How to discuss decreasing harm mitigation with my therapist?
I have suspected OCPD or at least exhibit some traits, and my therapist and I are just beginning to delve into that without searching for an official diagnosis, just seeing if treating this suspicion could help me.
That said, I feel at an impasse with them at the moment. They're suggesting our work focus on identifying the things I truly need to put my focus into and work to solve/mitigate, and then letting the others slide. I suggested it's unrealistic to know which things will be important to focus on until they've already occurred. Therefore, if we go down this route and start to minimize my ability to predict and address problems, I will be inviting more suffering into my life.

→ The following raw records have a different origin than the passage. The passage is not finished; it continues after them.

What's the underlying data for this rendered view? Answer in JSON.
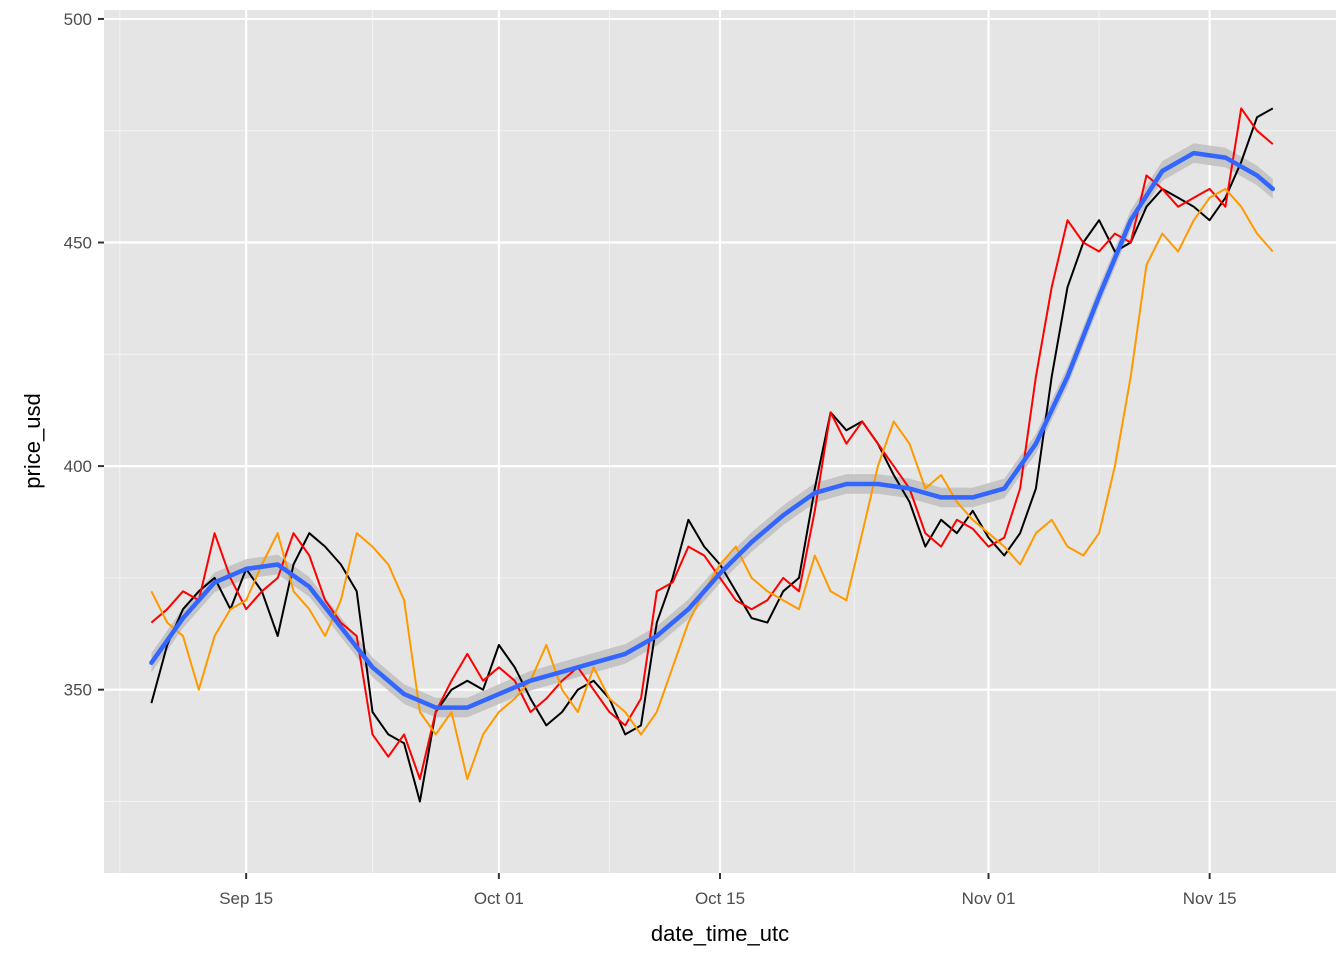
{
  "chart_data": {
    "type": "line",
    "title": "",
    "xlabel": "date_time_utc",
    "ylabel": "price_usd",
    "x_type": "date",
    "x_ticks": [
      {
        "date": "2014-09-15",
        "label": "Sep 15"
      },
      {
        "date": "2014-10-01",
        "label": "Oct 01"
      },
      {
        "date": "2014-10-15",
        "label": "Oct 15"
      },
      {
        "date": "2014-11-01",
        "label": "Nov 01"
      },
      {
        "date": "2014-11-15",
        "label": "Nov 15"
      }
    ],
    "y_ticks": [
      350,
      400,
      450,
      500
    ],
    "xlim": [
      "2014-09-06",
      "2014-11-23"
    ],
    "ylim": [
      309,
      502
    ],
    "grid": true,
    "legend": "none",
    "background": "#e5e5e5",
    "series": [
      {
        "color": "#000000",
        "points": [
          [
            "2014-09-09",
            347
          ],
          [
            "2014-09-10",
            360
          ],
          [
            "2014-09-11",
            368
          ],
          [
            "2014-09-12",
            372
          ],
          [
            "2014-09-13",
            375
          ],
          [
            "2014-09-14",
            368
          ],
          [
            "2014-09-15",
            377
          ],
          [
            "2014-09-16",
            372
          ],
          [
            "2014-09-17",
            362
          ],
          [
            "2014-09-18",
            378
          ],
          [
            "2014-09-19",
            385
          ],
          [
            "2014-09-20",
            382
          ],
          [
            "2014-09-21",
            378
          ],
          [
            "2014-09-22",
            372
          ],
          [
            "2014-09-23",
            345
          ],
          [
            "2014-09-24",
            340
          ],
          [
            "2014-09-25",
            338
          ],
          [
            "2014-09-26",
            325
          ],
          [
            "2014-09-27",
            345
          ],
          [
            "2014-09-28",
            350
          ],
          [
            "2014-09-29",
            352
          ],
          [
            "2014-09-30",
            350
          ],
          [
            "2014-10-01",
            360
          ],
          [
            "2014-10-02",
            355
          ],
          [
            "2014-10-03",
            348
          ],
          [
            "2014-10-04",
            342
          ],
          [
            "2014-10-05",
            345
          ],
          [
            "2014-10-06",
            350
          ],
          [
            "2014-10-07",
            352
          ],
          [
            "2014-10-08",
            348
          ],
          [
            "2014-10-09",
            340
          ],
          [
            "2014-10-10",
            342
          ],
          [
            "2014-10-11",
            365
          ],
          [
            "2014-10-12",
            375
          ],
          [
            "2014-10-13",
            388
          ],
          [
            "2014-10-14",
            382
          ],
          [
            "2014-10-15",
            378
          ],
          [
            "2014-10-16",
            372
          ],
          [
            "2014-10-17",
            366
          ],
          [
            "2014-10-18",
            365
          ],
          [
            "2014-10-19",
            372
          ],
          [
            "2014-10-20",
            375
          ],
          [
            "2014-10-21",
            395
          ],
          [
            "2014-10-22",
            412
          ],
          [
            "2014-10-23",
            408
          ],
          [
            "2014-10-24",
            410
          ],
          [
            "2014-10-25",
            405
          ],
          [
            "2014-10-26",
            398
          ],
          [
            "2014-10-27",
            392
          ],
          [
            "2014-10-28",
            382
          ],
          [
            "2014-10-29",
            388
          ],
          [
            "2014-10-30",
            385
          ],
          [
            "2014-10-31",
            390
          ],
          [
            "2014-11-01",
            384
          ],
          [
            "2014-11-02",
            380
          ],
          [
            "2014-11-03",
            385
          ],
          [
            "2014-11-04",
            395
          ],
          [
            "2014-11-05",
            420
          ],
          [
            "2014-11-06",
            440
          ],
          [
            "2014-11-07",
            450
          ],
          [
            "2014-11-08",
            455
          ],
          [
            "2014-11-09",
            448
          ],
          [
            "2014-11-10",
            450
          ],
          [
            "2014-11-11",
            458
          ],
          [
            "2014-11-12",
            462
          ],
          [
            "2014-11-13",
            460
          ],
          [
            "2014-11-14",
            458
          ],
          [
            "2014-11-15",
            455
          ],
          [
            "2014-11-16",
            460
          ],
          [
            "2014-11-17",
            468
          ],
          [
            "2014-11-18",
            478
          ],
          [
            "2014-11-19",
            480
          ]
        ]
      },
      {
        "color": "#ff0000",
        "points": [
          [
            "2014-09-09",
            365
          ],
          [
            "2014-09-10",
            368
          ],
          [
            "2014-09-11",
            372
          ],
          [
            "2014-09-12",
            370
          ],
          [
            "2014-09-13",
            385
          ],
          [
            "2014-09-14",
            375
          ],
          [
            "2014-09-15",
            368
          ],
          [
            "2014-09-16",
            372
          ],
          [
            "2014-09-17",
            375
          ],
          [
            "2014-09-18",
            385
          ],
          [
            "2014-09-19",
            380
          ],
          [
            "2014-09-20",
            370
          ],
          [
            "2014-09-21",
            365
          ],
          [
            "2014-09-22",
            362
          ],
          [
            "2014-09-23",
            340
          ],
          [
            "2014-09-24",
            335
          ],
          [
            "2014-09-25",
            340
          ],
          [
            "2014-09-26",
            330
          ],
          [
            "2014-09-27",
            345
          ],
          [
            "2014-09-28",
            352
          ],
          [
            "2014-09-29",
            358
          ],
          [
            "2014-09-30",
            352
          ],
          [
            "2014-10-01",
            355
          ],
          [
            "2014-10-02",
            352
          ],
          [
            "2014-10-03",
            345
          ],
          [
            "2014-10-04",
            348
          ],
          [
            "2014-10-05",
            352
          ],
          [
            "2014-10-06",
            355
          ],
          [
            "2014-10-07",
            350
          ],
          [
            "2014-10-08",
            345
          ],
          [
            "2014-10-09",
            342
          ],
          [
            "2014-10-10",
            348
          ],
          [
            "2014-10-11",
            372
          ],
          [
            "2014-10-12",
            374
          ],
          [
            "2014-10-13",
            382
          ],
          [
            "2014-10-14",
            380
          ],
          [
            "2014-10-15",
            375
          ],
          [
            "2014-10-16",
            370
          ],
          [
            "2014-10-17",
            368
          ],
          [
            "2014-10-18",
            370
          ],
          [
            "2014-10-19",
            375
          ],
          [
            "2014-10-20",
            372
          ],
          [
            "2014-10-21",
            390
          ],
          [
            "2014-10-22",
            412
          ],
          [
            "2014-10-23",
            405
          ],
          [
            "2014-10-24",
            410
          ],
          [
            "2014-10-25",
            405
          ],
          [
            "2014-10-26",
            400
          ],
          [
            "2014-10-27",
            395
          ],
          [
            "2014-10-28",
            385
          ],
          [
            "2014-10-29",
            382
          ],
          [
            "2014-10-30",
            388
          ],
          [
            "2014-10-31",
            386
          ],
          [
            "2014-11-01",
            382
          ],
          [
            "2014-11-02",
            384
          ],
          [
            "2014-11-03",
            395
          ],
          [
            "2014-11-04",
            420
          ],
          [
            "2014-11-05",
            440
          ],
          [
            "2014-11-06",
            455
          ],
          [
            "2014-11-07",
            450
          ],
          [
            "2014-11-08",
            448
          ],
          [
            "2014-11-09",
            452
          ],
          [
            "2014-11-10",
            450
          ],
          [
            "2014-11-11",
            465
          ],
          [
            "2014-11-12",
            462
          ],
          [
            "2014-11-13",
            458
          ],
          [
            "2014-11-14",
            460
          ],
          [
            "2014-11-15",
            462
          ],
          [
            "2014-11-16",
            458
          ],
          [
            "2014-11-17",
            480
          ],
          [
            "2014-11-18",
            475
          ],
          [
            "2014-11-19",
            472
          ]
        ]
      },
      {
        "color": "#ff9900",
        "points": [
          [
            "2014-09-09",
            372
          ],
          [
            "2014-09-10",
            365
          ],
          [
            "2014-09-11",
            362
          ],
          [
            "2014-09-12",
            350
          ],
          [
            "2014-09-13",
            362
          ],
          [
            "2014-09-14",
            368
          ],
          [
            "2014-09-15",
            370
          ],
          [
            "2014-09-16",
            378
          ],
          [
            "2014-09-17",
            385
          ],
          [
            "2014-09-18",
            372
          ],
          [
            "2014-09-19",
            368
          ],
          [
            "2014-09-20",
            362
          ],
          [
            "2014-09-21",
            370
          ],
          [
            "2014-09-22",
            385
          ],
          [
            "2014-09-23",
            382
          ],
          [
            "2014-09-24",
            378
          ],
          [
            "2014-09-25",
            370
          ],
          [
            "2014-09-26",
            345
          ],
          [
            "2014-09-27",
            340
          ],
          [
            "2014-09-28",
            345
          ],
          [
            "2014-09-29",
            330
          ],
          [
            "2014-09-30",
            340
          ],
          [
            "2014-10-01",
            345
          ],
          [
            "2014-10-02",
            348
          ],
          [
            "2014-10-03",
            352
          ],
          [
            "2014-10-04",
            360
          ],
          [
            "2014-10-05",
            350
          ],
          [
            "2014-10-06",
            345
          ],
          [
            "2014-10-07",
            355
          ],
          [
            "2014-10-08",
            348
          ],
          [
            "2014-10-09",
            345
          ],
          [
            "2014-10-10",
            340
          ],
          [
            "2014-10-11",
            345
          ],
          [
            "2014-10-12",
            355
          ],
          [
            "2014-10-13",
            365
          ],
          [
            "2014-10-14",
            372
          ],
          [
            "2014-10-15",
            378
          ],
          [
            "2014-10-16",
            382
          ],
          [
            "2014-10-17",
            375
          ],
          [
            "2014-10-18",
            372
          ],
          [
            "2014-10-19",
            370
          ],
          [
            "2014-10-20",
            368
          ],
          [
            "2014-10-21",
            380
          ],
          [
            "2014-10-22",
            372
          ],
          [
            "2014-10-23",
            370
          ],
          [
            "2014-10-24",
            385
          ],
          [
            "2014-10-25",
            400
          ],
          [
            "2014-10-26",
            410
          ],
          [
            "2014-10-27",
            405
          ],
          [
            "2014-10-28",
            395
          ],
          [
            "2014-10-29",
            398
          ],
          [
            "2014-10-30",
            392
          ],
          [
            "2014-10-31",
            388
          ],
          [
            "2014-11-01",
            385
          ],
          [
            "2014-11-02",
            382
          ],
          [
            "2014-11-03",
            378
          ],
          [
            "2014-11-04",
            385
          ],
          [
            "2014-11-05",
            388
          ],
          [
            "2014-11-06",
            382
          ],
          [
            "2014-11-07",
            380
          ],
          [
            "2014-11-08",
            385
          ],
          [
            "2014-11-09",
            400
          ],
          [
            "2014-11-10",
            420
          ],
          [
            "2014-11-11",
            445
          ],
          [
            "2014-11-12",
            452
          ],
          [
            "2014-11-13",
            448
          ],
          [
            "2014-11-14",
            455
          ],
          [
            "2014-11-15",
            460
          ],
          [
            "2014-11-16",
            462
          ],
          [
            "2014-11-17",
            458
          ],
          [
            "2014-11-18",
            452
          ],
          [
            "2014-11-19",
            448
          ]
        ]
      }
    ],
    "smooth": {
      "color": "#3366ff",
      "band_color": "#bfbfbf",
      "points": [
        [
          "2014-09-09",
          356
        ],
        [
          "2014-09-11",
          366
        ],
        [
          "2014-09-13",
          374
        ],
        [
          "2014-09-15",
          377
        ],
        [
          "2014-09-17",
          378
        ],
        [
          "2014-09-19",
          373
        ],
        [
          "2014-09-21",
          364
        ],
        [
          "2014-09-23",
          355
        ],
        [
          "2014-09-25",
          349
        ],
        [
          "2014-09-27",
          346
        ],
        [
          "2014-09-29",
          346
        ],
        [
          "2014-10-01",
          349
        ],
        [
          "2014-10-03",
          352
        ],
        [
          "2014-10-05",
          354
        ],
        [
          "2014-10-07",
          356
        ],
        [
          "2014-10-09",
          358
        ],
        [
          "2014-10-11",
          362
        ],
        [
          "2014-10-13",
          368
        ],
        [
          "2014-10-15",
          376
        ],
        [
          "2014-10-17",
          383
        ],
        [
          "2014-10-19",
          389
        ],
        [
          "2014-10-21",
          394
        ],
        [
          "2014-10-23",
          396
        ],
        [
          "2014-10-25",
          396
        ],
        [
          "2014-10-27",
          395
        ],
        [
          "2014-10-29",
          393
        ],
        [
          "2014-10-31",
          393
        ],
        [
          "2014-11-02",
          395
        ],
        [
          "2014-11-04",
          405
        ],
        [
          "2014-11-06",
          420
        ],
        [
          "2014-11-08",
          438
        ],
        [
          "2014-11-10",
          455
        ],
        [
          "2014-11-12",
          466
        ],
        [
          "2014-11-14",
          470
        ],
        [
          "2014-11-16",
          469
        ],
        [
          "2014-11-18",
          465
        ],
        [
          "2014-11-19",
          462
        ]
      ]
    }
  }
}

I do think that is probably the correct path forward as the amount of "mitigation" I'm doing at the moment is unsustainable, but I'm having trouble coping with the idea that I will just be inviting more suffering into my life. It seems rational to expect my life to be worse if I prevent fewer problems.
My therapist does not agree with me and won't really give me a satisfactory answer to this, but I also feel like perhaps either I'm not articulating it correctly or they are not fully grasping what I'm saying.
Has anyone dealt with this before? What were some ways you were able to navigate this discussion and move forward? I would like to but I also feel like if this basic idea can't be acknowledged then we'd be on two completely different pages. But of course, that could just be my personality warping the truth before it hits my mind.
Thanks in advance for any responses/links, and sorry if any terminology I used was incorrect. I am very new to exploring OCPD.